На родине Матильды частенько говорили о ком-нибудь: «Он хороший муж. Не пьет и не бьет свою жену».
В понимании Зилафа круг «обязанностей» хорошего мужа, раз и навсегда очерченный им, был куда шире. Зилаф гордился своей молодой красивой женой и делал для нее все, что только мог. Но как раз то, что для Матильды являлось самым важным, он не мог ей дать. Зилаф не понимал Матильду, не понимал ее благородного мужества, ее способности заглядывать в свое сердце и жить по законам, продиктованным им. Матильда жила богатой внутренней жизнью, а ее муж интересовался только внешними благами. И все же, несмотря на поистине разительное несходство их характеров, ощущаемое Матильдой в тысяче повседневных мелочей, она продолжала бороться за Зилафа с упорством, какое иногда присуще мягким натурам.
Зилаф пришел домой под вечер, утомленный тяжелым днем, и лег в гостиной отдохнуть. Поспав минут десять, он уже снова почувствовал себя бодрым. Зилаф был человеком завидного здоровья, его силы быстро восстанавливались.
Матильда долго подбирала в магазине тарелки. Зато эти три тарелки имели желтоватый оттенок, такой же, как и весь сервиз.
За ужином никто не проронил ни слова. Потом Зилаф взялся за газету, а мать ушла в свою комнату. Матильда чувствовала себя неприкаянной.
Она органически не выносила размолвок, и ей всегда казалось, что она сама во всем виновата.
Лечь спать, не примирившись с мужем, было для нее невозможно, и на сей раз она решила взять вину на себя и попросить прощения. Просто она, мол, слишком разволновалась.
— Ладно. Не будем больше об этом говорить, но впредь держи себя в руках.
Однако сегодня Матильда хотела не только примирения. Измученные глаза больной девочки были устремлены на нее. Мать девочки в отчаянии гладит негнущуюся ручку.
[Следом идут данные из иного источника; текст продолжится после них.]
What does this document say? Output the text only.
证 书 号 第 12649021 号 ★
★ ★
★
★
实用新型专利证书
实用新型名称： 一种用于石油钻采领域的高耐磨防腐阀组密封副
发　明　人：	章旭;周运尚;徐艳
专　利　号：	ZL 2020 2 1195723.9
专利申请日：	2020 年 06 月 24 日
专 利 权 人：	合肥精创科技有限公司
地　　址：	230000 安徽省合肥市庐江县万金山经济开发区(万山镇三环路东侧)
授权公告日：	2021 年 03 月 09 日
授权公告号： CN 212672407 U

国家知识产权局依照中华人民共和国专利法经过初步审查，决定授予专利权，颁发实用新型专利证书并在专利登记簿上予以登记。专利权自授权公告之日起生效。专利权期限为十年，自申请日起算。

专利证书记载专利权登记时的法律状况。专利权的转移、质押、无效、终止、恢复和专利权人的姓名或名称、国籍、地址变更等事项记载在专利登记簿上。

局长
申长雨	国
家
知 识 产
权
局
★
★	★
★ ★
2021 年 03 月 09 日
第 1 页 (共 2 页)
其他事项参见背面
Все, что делала Матильда в этот вечер, она делала как бы в полусне. Она сняла с себя кружевной шарф, который обычно повязывала на ночь. Обнаженные руки лежали поверх голубой, нарядной ночной сорочки.
А потом Матильда распустила свои тяжелые косы, аромат которых вдохнул жизнь в их безжизненную супружескую спальню, и посмотрела на мужа из-под полуопущенных век. Она одарила Зилафа странно-печальным и в то же время многообещающим взглядом, на ее полуоткрытых губах скользнула улыбка.
Очарованный Зилаф прошептал:
— Я ведь совсем не такой… Ты же знаешь.
— Знаю. Знаю. — Матильда привлекла его к себе.
Утром, пока Матильда еще лежала в постели,
Зилаф написал матери больной девочки, что она может явиться к нему с дочкой на прием.
Но у Матильды было тяжело на душе, она казалась себе женщиной, торгующей своей любовью. Уязвленная гордость не давала ей покоя. Осадок от этой ночи остался, какой-то червячок беспрестанно грыз ее.
Уже в те минуты, когда Матильда, лежа в постели, наблюдала, как одевался Зилаф, она ощутила то, что осознала разумом много позже; отдавшись в эту ночь Зилафу вопреки своему сердцу, она стала отходить от него.
И хотя Зилафу в иные ночи удавалось преодолеть стену между ними, яд презрения, убивающий страсть, все глубже проникал в чуткую душу молодой женщины.
А он ничего не замечал. И поскольку Матильда, которую можно было оскорбить или обидеть, но нельзя было развратить, еще не помышляла о разрыве, жизнь их внешне текла по-старому. Матильда не была склонна к быстрым решениям.
Однажды, вернувшись с приема раньше обычного, Матильда застала в гостиной Паули. Положив обе руки на набалдашник трости, пастор неестественно прямо восседал на одном из их неудобных дубовых стульев с высокой спинкой. Он озирался вокруг с видом человека, решившего ничего не покупать в этом мебельном магазине. Паули даже не снял шляпу.
Матильда радостно обняла его и расплакалась. На секунду ей показалось, что вновь вернулись последние денечки ее девичьей жизни. Она никак не могла унять слезы.
— Почему же ты плачешь, детка? Почему?
— Потому что я тебя вижу. Только поэтому!
Вся сияя от радости, она взглянула на пастора и увидела в его добрых глазах ту же радость.
Паули отступил на несколько шагов, чтобы получше разглядеть сестру, а Матильда, улыбаясь и плача одновременно, смотрела на него, вспоминая, каким ребенком была она в те времена, когда гостила в пасторском доме.
— Ты просто красавица, — воскликнул Паули, стараясь разглядеть на мягком лице Матильды новые черты, присущие лишь зрелым женщинам.
Покраснев, Матильда опустила ресницы, и две большие слезы чуть было не поведали Паули всю историю ее брака.